Дорога вильнула под изволок неглубокой балки, и отец, вдруг придержав коня, показал кнутовищем куда-то в сторону и сказал:
– Тюльпаны!
Я взглянул туда, куда показывал отец, и разинул рот от изумления: вся степь была огненно-красной. Лучи молодого, словно умытого солнца осветили ее, крупная роса сверкала на стебельках травы, как мельчайшие камни-самоцветы, и среди этого великолепия, блистающей росы и солнечного света пунцовыми и рубиновыми точечками на зеленом фоне горели и звали к себе удивительные, казавшиеся мне в то время сказочными, цветы.
Детский восторг охватил меня.
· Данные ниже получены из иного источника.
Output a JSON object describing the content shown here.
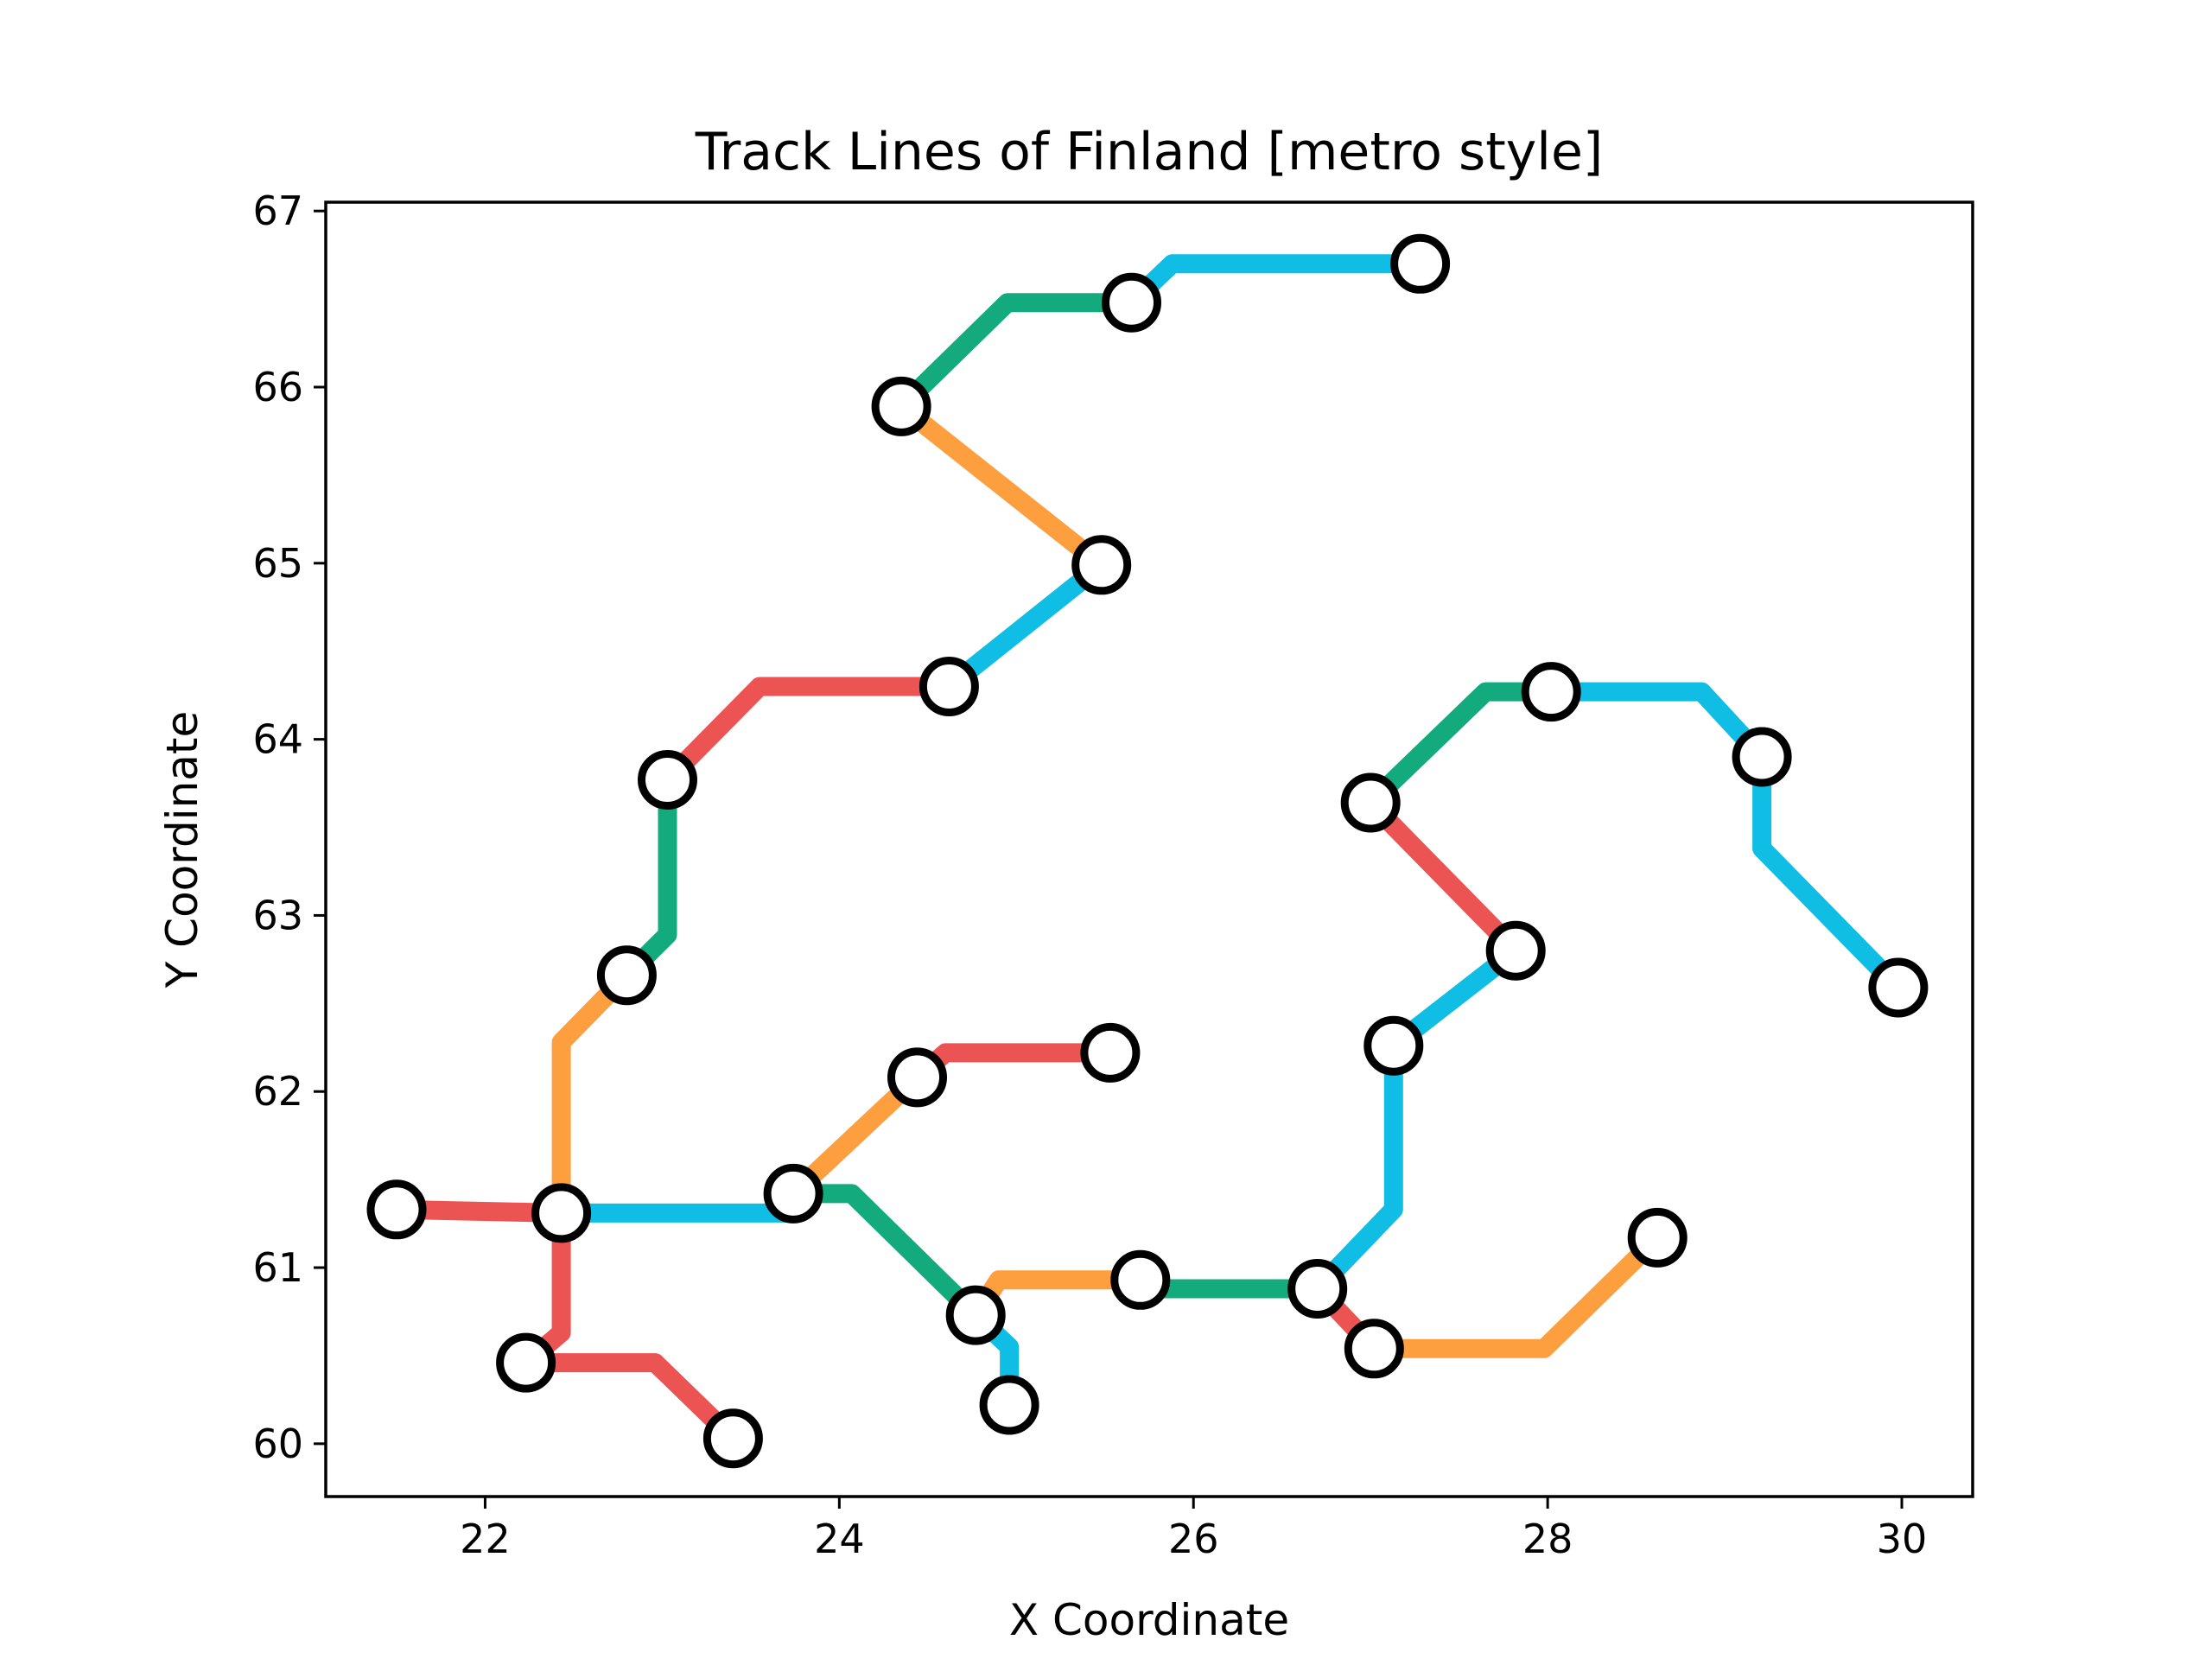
{
  "chart_data": {
    "type": "line",
    "title": "Track Lines of Finland [metro style]",
    "xlabel": "X Coordinate",
    "ylabel": "Y Coordinate",
    "xlim": [
      21.1,
      30.4
    ],
    "ylim": [
      59.7,
      67.05
    ],
    "xticks": [
      22,
      24,
      26,
      28,
      30
    ],
    "yticks": [
      60,
      61,
      62,
      63,
      64,
      65,
      66,
      67
    ],
    "grid": false,
    "legend": "none",
    "colors": {
      "red": "#ec5353",
      "orange": "#fd9e3f",
      "blue": "#10bde5",
      "green": "#13ab7e"
    },
    "stations": [
      {
        "x": 21.5,
        "y": 61.33
      },
      {
        "x": 22.43,
        "y": 61.31
      },
      {
        "x": 22.23,
        "y": 60.46
      },
      {
        "x": 23.4,
        "y": 60.03
      },
      {
        "x": 22.8,
        "y": 62.66
      },
      {
        "x": 23.03,
        "y": 63.77
      },
      {
        "x": 24.62,
        "y": 64.3
      },
      {
        "x": 25.48,
        "y": 64.99
      },
      {
        "x": 24.35,
        "y": 65.89
      },
      {
        "x": 25.65,
        "y": 66.48
      },
      {
        "x": 27.28,
        "y": 66.7
      },
      {
        "x": 23.74,
        "y": 61.42
      },
      {
        "x": 24.44,
        "y": 62.08
      },
      {
        "x": 25.53,
        "y": 62.22
      },
      {
        "x": 24.77,
        "y": 60.73
      },
      {
        "x": 24.96,
        "y": 60.22
      },
      {
        "x": 25.7,
        "y": 60.93
      },
      {
        "x": 26.7,
        "y": 60.88
      },
      {
        "x": 27.02,
        "y": 60.54
      },
      {
        "x": 28.62,
        "y": 61.17
      },
      {
        "x": 27.13,
        "y": 62.26
      },
      {
        "x": 27.82,
        "y": 62.8
      },
      {
        "x": 27.0,
        "y": 63.64
      },
      {
        "x": 28.02,
        "y": 64.27
      },
      {
        "x": 29.21,
        "y": 63.9
      },
      {
        "x": 29.98,
        "y": 62.59
      }
    ],
    "segments": [
      {
        "color": "red",
        "points": [
          [
            21.5,
            61.33
          ],
          [
            22.43,
            61.31
          ]
        ]
      },
      {
        "color": "blue",
        "points": [
          [
            22.43,
            61.31
          ],
          [
            23.74,
            61.31
          ],
          [
            23.74,
            61.42
          ]
        ]
      },
      {
        "color": "red",
        "points": [
          [
            22.43,
            61.31
          ],
          [
            22.43,
            60.63
          ],
          [
            22.23,
            60.46
          ]
        ]
      },
      {
        "color": "red",
        "points": [
          [
            22.23,
            60.46
          ],
          [
            22.96,
            60.46
          ],
          [
            23.4,
            60.03
          ]
        ]
      },
      {
        "color": "orange",
        "points": [
          [
            22.43,
            61.31
          ],
          [
            22.43,
            62.28
          ],
          [
            22.8,
            62.66
          ]
        ]
      },
      {
        "color": "green",
        "points": [
          [
            22.8,
            62.66
          ],
          [
            23.03,
            62.89
          ],
          [
            23.03,
            63.77
          ]
        ]
      },
      {
        "color": "red",
        "points": [
          [
            23.03,
            63.77
          ],
          [
            23.55,
            64.3
          ],
          [
            24.62,
            64.3
          ]
        ]
      },
      {
        "color": "blue",
        "points": [
          [
            24.62,
            64.3
          ],
          [
            25.48,
            64.99
          ]
        ]
      },
      {
        "color": "orange",
        "points": [
          [
            25.48,
            64.99
          ],
          [
            24.35,
            65.89
          ]
        ]
      },
      {
        "color": "green",
        "points": [
          [
            24.35,
            65.89
          ],
          [
            24.95,
            66.48
          ],
          [
            25.65,
            66.48
          ]
        ]
      },
      {
        "color": "blue",
        "points": [
          [
            25.65,
            66.48
          ],
          [
            25.88,
            66.7
          ],
          [
            27.28,
            66.7
          ]
        ]
      },
      {
        "color": "orange",
        "points": [
          [
            23.74,
            61.42
          ],
          [
            24.44,
            62.08
          ]
        ]
      },
      {
        "color": "red",
        "points": [
          [
            24.44,
            62.08
          ],
          [
            24.6,
            62.22
          ],
          [
            25.53,
            62.22
          ]
        ]
      },
      {
        "color": "green",
        "points": [
          [
            23.74,
            61.42
          ],
          [
            24.07,
            61.42
          ],
          [
            24.77,
            60.73
          ]
        ]
      },
      {
        "color": "blue",
        "points": [
          [
            24.77,
            60.73
          ],
          [
            24.96,
            60.55
          ],
          [
            24.96,
            60.22
          ]
        ]
      },
      {
        "color": "orange",
        "points": [
          [
            24.77,
            60.73
          ],
          [
            24.9,
            60.93
          ],
          [
            25.7,
            60.93
          ]
        ]
      },
      {
        "color": "green",
        "points": [
          [
            25.7,
            60.93
          ],
          [
            25.78,
            60.88
          ],
          [
            26.7,
            60.88
          ]
        ]
      },
      {
        "color": "red",
        "points": [
          [
            26.7,
            60.88
          ],
          [
            27.02,
            60.54
          ]
        ]
      },
      {
        "color": "orange",
        "points": [
          [
            27.02,
            60.54
          ],
          [
            27.98,
            60.54
          ],
          [
            28.62,
            61.17
          ]
        ]
      },
      {
        "color": "blue",
        "points": [
          [
            26.7,
            60.88
          ],
          [
            27.13,
            61.33
          ],
          [
            27.13,
            62.26
          ]
        ]
      },
      {
        "color": "blue",
        "points": [
          [
            27.13,
            62.26
          ],
          [
            27.82,
            62.8
          ]
        ]
      },
      {
        "color": "red",
        "points": [
          [
            27.82,
            62.8
          ],
          [
            27.0,
            63.64
          ]
        ]
      },
      {
        "color": "green",
        "points": [
          [
            27.0,
            63.64
          ],
          [
            27.65,
            64.27
          ],
          [
            28.02,
            64.27
          ]
        ]
      },
      {
        "color": "blue",
        "points": [
          [
            28.02,
            64.27
          ],
          [
            28.87,
            64.27
          ],
          [
            29.21,
            63.9
          ],
          [
            29.21,
            63.38
          ],
          [
            29.98,
            62.59
          ]
        ]
      }
    ]
  }
}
Отец тоже забыл, что едет в хутор по очень важным и неотложным делам, съехал с дороги и остановил линейку среди неоглядного тюльпанного разлива. И вот мы – сорокалетний бородатый мужчина и семилетний мальчуган – самозабвенно бегаем по полю и рвем тюльпаны. Я то и дело вскрикиваю от восхищения и все бегу и бегу за новыми алеющими впереди цветами. У меня их уже целая охапка, она не умещается в детских руках, но каждый новый тюльпан кажется мне намного краше сорванных, диковиннее, невиданее по расцветке. Это были действительно очень крупные, дородные цветы. Потом отец сказал мне, что тюльпаны расцвели не более получаса назад, едва забрезжила ранняя зорька, и еще ни один человек не успел побывать здесь; мы захватили их первыми, как только они распустились.
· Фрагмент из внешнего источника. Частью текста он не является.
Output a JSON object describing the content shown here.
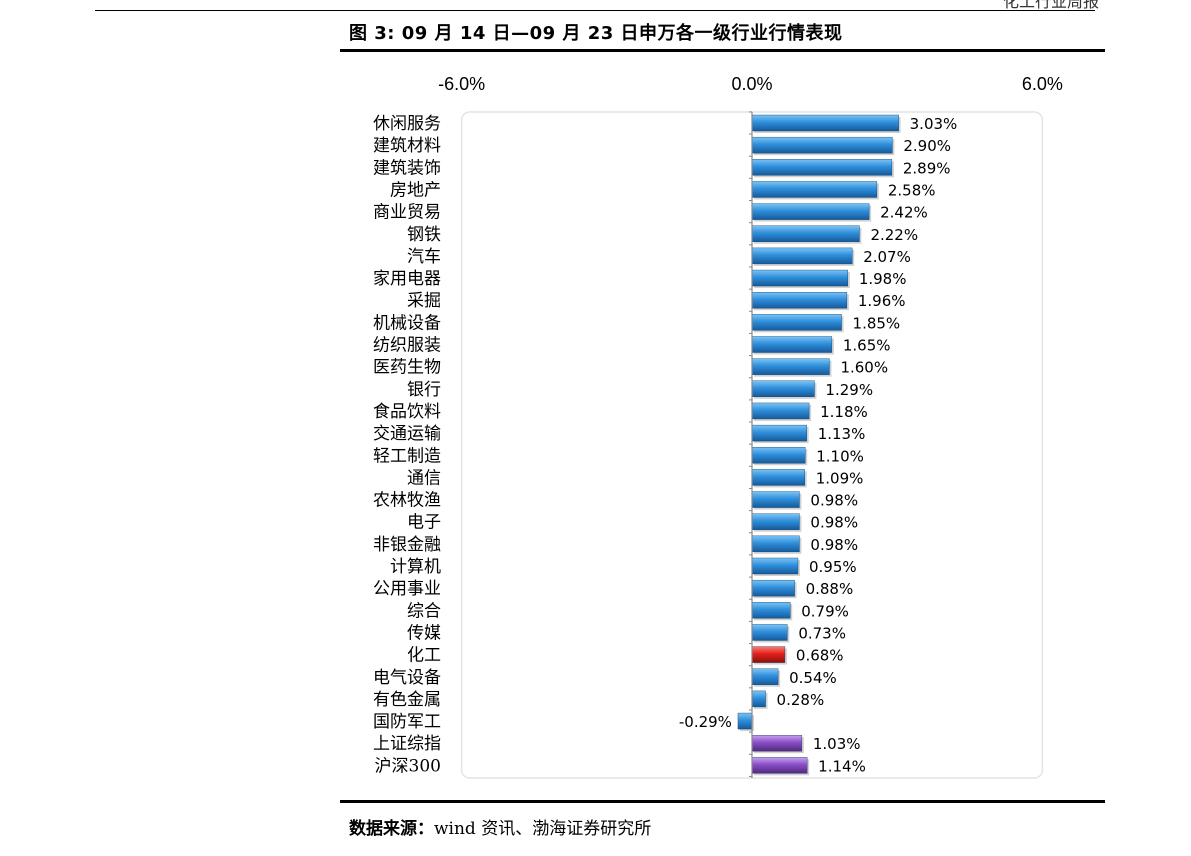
{
  "header": {
    "partial_text": "化工行业周报",
    "figure_title": "图 3:  09 月 14 日—09 月 23 日申万各一级行业行情表现"
  },
  "source": {
    "label": "数据来源：",
    "text": "wind 资讯、渤海证券研究所"
  },
  "colors": {
    "default_bar": "#2f8fdb",
    "highlight_bar": "#e0201b",
    "index_bar": "#8a4fc8"
  },
  "chart_data": {
    "type": "bar",
    "orientation": "horizontal",
    "title": "",
    "xlabel": "",
    "ylabel": "",
    "xlim": [
      -6.0,
      6.0
    ],
    "x_ticks": [
      "-6.0%",
      "0.0%",
      "6.0%"
    ],
    "x_axis_position": "top",
    "grid": false,
    "categories": [
      "休闲服务",
      "建筑材料",
      "建筑装饰",
      "房地产",
      "商业贸易",
      "钢铁",
      "汽车",
      "家用电器",
      "采掘",
      "机械设备",
      "纺织服装",
      "医药生物",
      "银行",
      "食品饮料",
      "交通运输",
      "轻工制造",
      "通信",
      "农林牧渔",
      "电子",
      "非银金融",
      "计算机",
      "公用事业",
      "综合",
      "传媒",
      "化工",
      "电气设备",
      "有色金属",
      "国防军工",
      "上证综指",
      "沪深300"
    ],
    "values": [
      3.03,
      2.9,
      2.89,
      2.58,
      2.42,
      2.22,
      2.07,
      1.98,
      1.96,
      1.85,
      1.65,
      1.6,
      1.29,
      1.18,
      1.13,
      1.1,
      1.09,
      0.98,
      0.98,
      0.98,
      0.95,
      0.88,
      0.79,
      0.73,
      0.68,
      0.54,
      0.28,
      -0.29,
      1.03,
      1.14
    ],
    "value_labels": [
      "3.03%",
      "2.90%",
      "2.89%",
      "2.58%",
      "2.42%",
      "2.22%",
      "2.07%",
      "1.98%",
      "1.96%",
      "1.85%",
      "1.65%",
      "1.60%",
      "1.29%",
      "1.18%",
      "1.13%",
      "1.10%",
      "1.09%",
      "0.98%",
      "0.98%",
      "0.98%",
      "0.95%",
      "0.88%",
      "0.79%",
      "0.73%",
      "0.68%",
      "0.54%",
      "0.28%",
      "-0.29%",
      "1.03%",
      "1.14%"
    ],
    "bar_color_groups": [
      "default",
      "default",
      "default",
      "default",
      "default",
      "default",
      "default",
      "default",
      "default",
      "default",
      "default",
      "default",
      "default",
      "default",
      "default",
      "default",
      "default",
      "default",
      "default",
      "default",
      "default",
      "default",
      "default",
      "default",
      "highlight",
      "default",
      "default",
      "default",
      "index",
      "index"
    ]
  }
}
Отец так и сказал: «Тюльпаны только что проснулись, начали умываться росой – тут-то мы их и захватили свеженькими».
Его слова показались мне словами из живой народной сказки. Помнится, я забежал очень далеко, так что отцу пришлось возвращать меня окликом. Солнце уже поднялось и стало пригревать, а я все бежал и бежал, и тюльпанному морю не было конца….
Возбужденные, вспотевшие от беготни, вернулись мы наконец к линейке, к смирному мерину, пощипывающему молодую траву. У меня горело лицо, грудь распирало от какого-то небывалого чувства. Руки сжимали целый сноп тюльпанов, да и у отца было их не меньше. От тюльпанов струился тончайший, свойственный только ранним весенним цветам аромат.
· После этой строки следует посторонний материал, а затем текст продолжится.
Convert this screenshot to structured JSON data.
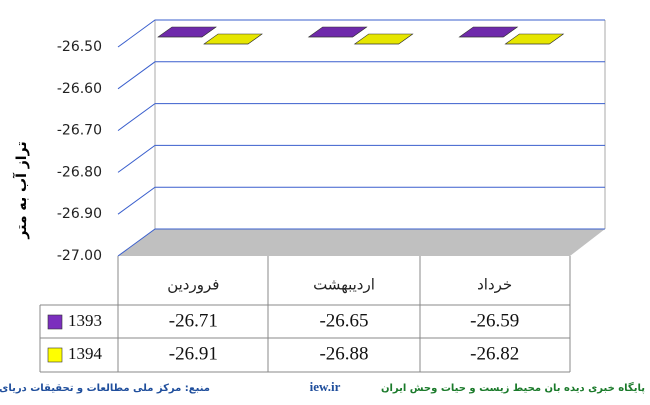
{
  "chart_data": {
    "type": "bar3d",
    "y_label": "تراز آب به متر",
    "categories": [
      "فروردین",
      "اردیبهشت",
      "خرداد"
    ],
    "series": [
      {
        "name": "1393",
        "color": "#7b2fbe",
        "values": [
          -26.71,
          -26.65,
          -26.59
        ]
      },
      {
        "name": "1394",
        "color": "#ffff00",
        "values": [
          -26.91,
          -26.88,
          -26.82
        ]
      }
    ],
    "ylim": [
      -27,
      -26.5
    ],
    "yticks": [
      {
        "value": -27,
        "label": "-27.00"
      },
      {
        "value": -26.9,
        "label": "-26.90"
      },
      {
        "value": -26.8,
        "label": "-26.80"
      },
      {
        "value": -26.7,
        "label": "-26.70"
      },
      {
        "value": -26.6,
        "label": "-26.60"
      },
      {
        "value": -26.5,
        "label": "-26.50"
      }
    ],
    "grid": true,
    "footer": {
      "source": "منبع: مرکز ملی مطالعات و تحقیقات دریای خزر",
      "site": "iew.ir",
      "publisher": "پایگاه خبری دیده بان محیط زیست و حیات وحش ایران"
    }
  }
}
Отец и я молчали. Я не отрывал глаз от тюльпанного поля, да и отец, поправляя на коне шлею, нет-нет да и оборачивался назад, восхищенно поглядывая на поле.
С сожалением покинули мы тюльпанное раздолье, и выехали на главную проселочную дорогу. Я все еще был взволнован, как-то по-детски хмелен и все время оглядывался. Вздыхал глубоко и отец. Глаза его необычно блестели.
Никаких глубоких мыслей у меня тогда, конечно, не могло быть, но теперь я могу смело сказать: в то утро я особенно остро почувствовал, что в жизни есть прекрасные вещи, которые существуют независимо от того, в счастье или в горе живет человек.
Не только в беготне по степи проводил я летучее детское время. С уверенностью могу сказать: отец создал для меня своеобразный факультет природы. Я обретал знания в нем не только пассивным созерцанием, но и посредством труда и дела, которые отец всегда находил для меня.
Правда, это не совсем мне нравилось. Во всяком деле есть однообразно-скучная сторона. Мне куда веселей казалось бегать вместе с пастушатами и детьми батраков по пустынным балкам и буеракам, по колкому жнивью вслед за стрекочущими под знойным южным солнцем лобогрейками, кувыркаться в душистом сене на необозримых сенокосах или путаться под ногами рабочих на токах, где так хорошо пахнет теплым машинным маслом от ритмично работающего паровика и мелодично, то ниспадая до басовой ноты, то возвышаясь до звенящего жужжания, поминутно захлебываясь от сбрасываемых в него зубарями пшеничных снопов, гудит барабан молотилки.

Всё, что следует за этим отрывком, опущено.